Viene chiamata “tassa etica” e potrebbe costare molto a chi lavora e fattura con Onlyfans. Si tratta della Pornotax, introdotta nel 2005, e prevede un prelievo aggiuntivo del 25% sui ricavi dalla produzione di materiale pornografico. Questa potrebbe essere pagata anche dai content creator che guadagnano con la piattaforma. A inizio ottobre, ricordiamo, che a Trieste quattro volti noti della piattaforma sono stati denunciati per non aver dichiarato somme per oltre 240.000 euro.
La risposta dell’Agenzia delle entrate
Lo scorso 4 novembre l’Agenzia delle entrate ha risposto a un interpello – cioè una richiesta formale di interpretazione – della tech company Fiscozen, che chiedeva chiarimenti sull’applicazione al forfettario della “tassa etica” e sui criteri di calcolo.
L’Agenzia diretta da Vincenzo Carbone ha stabilito che si valuterà caso per caso se un contribuente dovrà pagare o meno. “Se esercitano attività rientranti tra quelle individuate dalla disciplina (articolo 1, comma 466, legge n. 266/2005), come la produzione, distribuzione, vendita e rappresentazione di materiale pornografico o di incitamento alla violenza, anche i contribuenti in regime forfettario versano la ‘tassa etica’”, ha chiarito l’Agenzia delle entrate.
Anche questi contribuenti “sono tenuti al versamento del tributo, in quanto non espressamente esclusi dalla normativa vigente”.
L’Agenzia delle entrate, inoltre, ha chiarito che il forfettario è un regime fiscale agevolato e nonostante preveda un’imposta sostitutiva, questa non esclude l’applicazione della “tassa etica”, visto che non rientra tra quelle sostituite dal regime agevolato che prevede per le partite Iva una tassazione del 15 per cento (o 5 per cento per i primi cinque anni di attività).
Il dubbio su cosa sia pornografico o meno
Un aspetto che non è stato spiegato nel documento è che cosa sia o meno pornografico. E alcuni operatori si interrogano ad esempio se pubblicare su Onlyfans le foto dei propri piedi possa rientrare “nella fattispecie” e comportare il pagamento della tassa.

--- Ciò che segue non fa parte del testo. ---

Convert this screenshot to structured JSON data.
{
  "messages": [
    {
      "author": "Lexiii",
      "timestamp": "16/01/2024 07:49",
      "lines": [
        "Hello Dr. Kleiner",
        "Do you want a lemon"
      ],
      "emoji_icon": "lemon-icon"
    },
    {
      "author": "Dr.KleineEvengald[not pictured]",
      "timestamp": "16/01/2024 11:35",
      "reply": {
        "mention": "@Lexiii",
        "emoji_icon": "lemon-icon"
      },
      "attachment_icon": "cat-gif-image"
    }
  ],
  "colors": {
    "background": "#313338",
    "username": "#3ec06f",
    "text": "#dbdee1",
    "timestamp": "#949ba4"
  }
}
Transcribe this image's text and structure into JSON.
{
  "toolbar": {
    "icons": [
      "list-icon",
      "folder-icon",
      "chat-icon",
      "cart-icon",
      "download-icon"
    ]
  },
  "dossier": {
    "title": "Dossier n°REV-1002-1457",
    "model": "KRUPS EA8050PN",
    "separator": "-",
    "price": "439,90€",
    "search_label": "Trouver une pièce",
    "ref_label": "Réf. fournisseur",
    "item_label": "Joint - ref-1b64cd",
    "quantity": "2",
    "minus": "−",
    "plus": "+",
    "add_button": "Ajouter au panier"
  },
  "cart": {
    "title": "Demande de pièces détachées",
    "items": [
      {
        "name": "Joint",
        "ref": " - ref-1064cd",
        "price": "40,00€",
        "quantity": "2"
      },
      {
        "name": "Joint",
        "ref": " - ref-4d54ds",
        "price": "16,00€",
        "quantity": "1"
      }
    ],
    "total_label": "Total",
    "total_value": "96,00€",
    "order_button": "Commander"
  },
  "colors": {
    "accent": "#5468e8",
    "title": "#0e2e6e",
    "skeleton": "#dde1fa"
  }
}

Non è chiaro chi dovrà rispondere a questa domanda e appare improbabile che la stessa amministrazione finanziaria impieghi funzionari per questo scopo.
La “Pornotax”
La “tassa etica” è stata introdotta dalla legge 266 del 2005, cioè la finanziaria del 2006 varata dal terzo governo Berlusconi.

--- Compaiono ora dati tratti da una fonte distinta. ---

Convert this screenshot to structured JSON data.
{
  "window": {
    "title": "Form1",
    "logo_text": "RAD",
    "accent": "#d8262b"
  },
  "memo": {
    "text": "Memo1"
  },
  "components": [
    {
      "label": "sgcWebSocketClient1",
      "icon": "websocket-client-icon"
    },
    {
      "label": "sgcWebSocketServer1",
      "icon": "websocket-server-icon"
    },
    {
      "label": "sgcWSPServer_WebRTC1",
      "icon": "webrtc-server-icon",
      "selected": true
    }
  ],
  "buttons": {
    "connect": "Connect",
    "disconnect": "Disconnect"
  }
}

Si tratta di un’addizionale del 25 per cento applicata ai redditi derivanti dalla produzione, distribuzione, vendita o rappresentazione di materiale pornografico o violento. La tassa viene pagata da liberi professionisti, titolari di impresa, artisti e società che operano nel settore.

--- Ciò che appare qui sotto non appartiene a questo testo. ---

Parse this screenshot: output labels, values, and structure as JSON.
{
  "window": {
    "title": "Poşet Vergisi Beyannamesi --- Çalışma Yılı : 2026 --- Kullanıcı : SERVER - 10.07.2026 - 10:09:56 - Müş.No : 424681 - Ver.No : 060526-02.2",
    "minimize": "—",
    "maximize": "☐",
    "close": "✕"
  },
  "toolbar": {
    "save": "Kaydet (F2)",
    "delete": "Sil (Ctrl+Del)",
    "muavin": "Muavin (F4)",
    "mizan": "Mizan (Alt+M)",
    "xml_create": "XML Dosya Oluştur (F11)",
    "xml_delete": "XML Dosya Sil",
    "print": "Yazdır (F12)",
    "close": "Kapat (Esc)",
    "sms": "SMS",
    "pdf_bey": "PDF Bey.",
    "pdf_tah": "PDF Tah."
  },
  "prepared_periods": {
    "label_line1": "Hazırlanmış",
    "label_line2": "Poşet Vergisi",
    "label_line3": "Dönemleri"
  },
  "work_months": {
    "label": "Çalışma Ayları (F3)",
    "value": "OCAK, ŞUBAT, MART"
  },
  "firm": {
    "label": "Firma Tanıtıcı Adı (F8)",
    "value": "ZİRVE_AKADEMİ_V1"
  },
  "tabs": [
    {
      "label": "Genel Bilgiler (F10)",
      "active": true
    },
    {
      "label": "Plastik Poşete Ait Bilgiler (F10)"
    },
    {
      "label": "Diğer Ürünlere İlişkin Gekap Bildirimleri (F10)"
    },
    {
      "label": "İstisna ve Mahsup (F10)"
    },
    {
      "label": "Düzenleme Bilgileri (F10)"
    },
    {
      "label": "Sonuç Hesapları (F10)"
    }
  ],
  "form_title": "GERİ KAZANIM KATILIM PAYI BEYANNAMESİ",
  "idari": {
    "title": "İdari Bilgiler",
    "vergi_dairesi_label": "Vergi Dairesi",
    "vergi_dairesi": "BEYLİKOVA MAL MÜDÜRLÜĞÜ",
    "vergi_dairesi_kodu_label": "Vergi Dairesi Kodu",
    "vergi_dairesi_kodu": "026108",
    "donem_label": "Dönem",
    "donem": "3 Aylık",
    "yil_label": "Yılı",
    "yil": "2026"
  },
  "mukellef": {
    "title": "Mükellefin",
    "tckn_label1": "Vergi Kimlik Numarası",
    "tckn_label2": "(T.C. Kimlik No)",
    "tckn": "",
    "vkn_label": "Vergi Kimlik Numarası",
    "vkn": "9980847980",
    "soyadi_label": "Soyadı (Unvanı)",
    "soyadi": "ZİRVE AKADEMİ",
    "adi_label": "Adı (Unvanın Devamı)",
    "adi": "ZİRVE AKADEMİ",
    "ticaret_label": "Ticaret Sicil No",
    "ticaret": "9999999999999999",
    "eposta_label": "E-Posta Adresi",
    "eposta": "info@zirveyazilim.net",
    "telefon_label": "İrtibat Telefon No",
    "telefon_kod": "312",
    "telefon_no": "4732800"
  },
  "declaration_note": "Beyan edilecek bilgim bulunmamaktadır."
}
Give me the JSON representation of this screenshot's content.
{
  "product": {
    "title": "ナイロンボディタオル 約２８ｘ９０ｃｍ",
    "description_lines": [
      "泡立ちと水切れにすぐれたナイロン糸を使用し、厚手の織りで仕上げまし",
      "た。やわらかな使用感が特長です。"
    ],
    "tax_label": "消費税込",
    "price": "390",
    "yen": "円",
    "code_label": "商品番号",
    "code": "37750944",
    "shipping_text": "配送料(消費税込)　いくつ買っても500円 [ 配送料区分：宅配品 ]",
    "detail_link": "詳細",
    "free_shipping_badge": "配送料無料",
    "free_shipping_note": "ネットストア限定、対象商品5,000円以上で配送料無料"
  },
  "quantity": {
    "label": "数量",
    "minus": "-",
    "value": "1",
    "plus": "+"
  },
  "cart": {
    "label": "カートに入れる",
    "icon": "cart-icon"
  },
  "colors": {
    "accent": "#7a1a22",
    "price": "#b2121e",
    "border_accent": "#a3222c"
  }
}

Nata nel 2002 da un’idea del deputato di Forza Italia Vittorio Emanuele Falsitta la “Pornotax” non ha avuto vita semplice. Lo stesso Falsitta, giovane avvocato tributarista di Milano e allora relatore della delega fiscale del governo Berlusconi, la ritirò improvvisamente dopo aver presentato una proposta per la manovra. Ma la storia della “tassa etica” non finì lì: “La reintrodurrò certamente anche perché è condivisa da un pubblico veramente esteso”, aveva spiegato all’epoca Falsitta.
Alla fine venne ritirata fuori in Parlamento dalla relatrice della finanziaria 2006 e deputata di Alleanza nazionale Daniela Santanchè, oggi ministra del Turismo nel governo Meloni.